- Abnub Location in Egypt
- Coordinates: 27°16′N 31°09′E﻿ / ﻿27.267°N 31.150°E
- Country: Egypt
- Governorate: Asyut Governorate

Area
- • Total: 16.0 km^{2} (6.2 sq mi)
- Elevation: 57 m (187 ft)

Population (2023)
- • Total: 118,843
- • Density: 7,400/km^{2} (19,000/sq mi)
- Demonym(s): Abnubi (Male, Arabic: أبنوبي) Abnubiyah (Female, Arabic: أبنوبية)
- Time zone: UTC+2 (EET)
- • Summer (DST): UTC+3 (EEST)

= Abnub =

Abnub (أبنوب, from *ⲡⲛⲟⲩⲃ) is a city in Egypt. It is located on the east bank of the Nile, in the Asyut Governorate, several kilometres northwest of Asyut.

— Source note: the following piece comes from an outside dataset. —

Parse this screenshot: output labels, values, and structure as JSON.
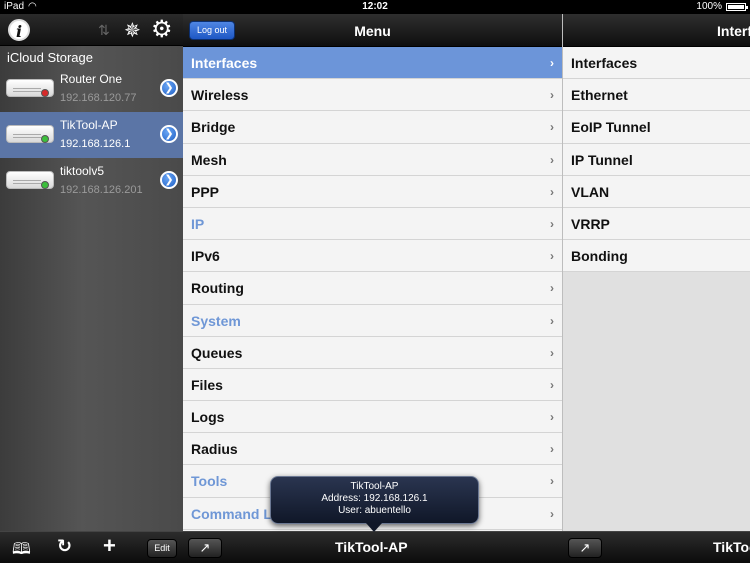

As of the 2023 census, the population was 118,843. The city's name ultimately comes from pr-nbw.

==Notable people==
Abnub is the birthplace of Pope Shenouda III of Alexandria, the Pope of the Coptic Orthodox Church from 1971 to 2012.

A church in Abnub bears the name of Phoibammon of Preht, a 4th century martyr.